Single patient study adds to debate over Gilead’s remdesivir for COVID-19

LONDON,  (Reuters) – A single-patient study conducted by British scientists has found that Gilead’s antiviral drug remdesivir could be highly effective against COVID-19, raising questions about previous studies that found it had no impact on death rates from the disease.

Published in the journal Nature Communications, the study describes how doctors who gave the drug to a patient with both COVID-19 and a rare immune disorder saw a marked improvement in his symptoms and the disappearance of the virus.

“Our patient’s unusual condition gave us a rare insight into the effectiveness of remdesivir as a treatment for coronavirus infection,” said Nicholas Matheson, who co-led the study at Cambridge University’s Institute of Therapeutic Immunology and Infectious Disease.

“The dramatic response to the drug – on repeated challenge – suggests that it can be a highly effective treatment, at least for some patients.”

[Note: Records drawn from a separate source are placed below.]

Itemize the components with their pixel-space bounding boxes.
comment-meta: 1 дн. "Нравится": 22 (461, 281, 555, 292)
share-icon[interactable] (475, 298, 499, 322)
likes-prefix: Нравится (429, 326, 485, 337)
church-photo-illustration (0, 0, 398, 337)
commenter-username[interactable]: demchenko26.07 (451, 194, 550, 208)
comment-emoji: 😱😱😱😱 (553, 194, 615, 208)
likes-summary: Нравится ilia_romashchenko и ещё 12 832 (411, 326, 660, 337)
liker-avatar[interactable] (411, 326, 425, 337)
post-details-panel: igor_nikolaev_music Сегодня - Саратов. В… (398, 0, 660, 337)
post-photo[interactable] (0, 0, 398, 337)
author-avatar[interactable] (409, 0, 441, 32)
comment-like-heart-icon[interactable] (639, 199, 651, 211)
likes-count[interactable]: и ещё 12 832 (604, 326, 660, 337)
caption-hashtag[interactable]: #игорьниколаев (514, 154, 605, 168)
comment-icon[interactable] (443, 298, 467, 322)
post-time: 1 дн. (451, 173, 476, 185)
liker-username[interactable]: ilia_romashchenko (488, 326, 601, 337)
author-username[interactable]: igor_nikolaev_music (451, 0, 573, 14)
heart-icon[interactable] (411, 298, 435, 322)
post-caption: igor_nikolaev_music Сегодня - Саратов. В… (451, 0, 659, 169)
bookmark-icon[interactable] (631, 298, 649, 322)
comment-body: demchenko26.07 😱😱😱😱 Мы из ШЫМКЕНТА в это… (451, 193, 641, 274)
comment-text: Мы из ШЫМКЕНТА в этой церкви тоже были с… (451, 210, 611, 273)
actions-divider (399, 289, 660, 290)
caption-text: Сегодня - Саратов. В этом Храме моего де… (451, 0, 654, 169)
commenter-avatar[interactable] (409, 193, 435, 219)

Since early in the coronavirus pandemic, scientists had hoped that remdesivir, which was originally developed to treat hepatitis C and subsequently tested against Ebola, might prove effective against COVID-19.

But the drug’s effectiveness against the pandemic disease has been hotly disputed since a large World Health Organization-led trial found in October that it failed to improve COVID-19 survival rates.

An editorial in the influential New England Journal of Medicine earlier this month cited problems with the WHO-led Solidarity Trial’s and said they did not refute other trials that have demonstrated benefits of the drug.

“There have been different studies supporting or questioning remdesivir’s effectiveness, but some of those conducted during the first wave of infection may not be optimal for assessing its antiviral properties,” said Cambridge’s James Thaventhiran, who also worked on the case.

To address that, the team focused on a case of a 31-year-old man who became severely ill with COVID-19 and who also had a rare genetic condition called XLA that affects the body’s ability to produce antibodies to fight infection.

Over a period of more than 2 months, the man was first treated with hydroxychloroquine and azithromycin, which had little effect, and was subsequently given two separate courses of treatment with remdesivir, the doctors wrote.

The patient’s virus levels fell and his symptoms improved during his first course of remdesivir, they said. And while his virus levels and symptoms increased again after the first remdesivir course, a second course of treatment was even more effective, and by day 64, he no longer tested positive COVID-19.

“All of this suggests that treatments will need to be tailored for individual patients, depending on their underlying condition,” said Matthew Buckland, a doctor at London’s Barts department of clinical immunology who worked with Matheson.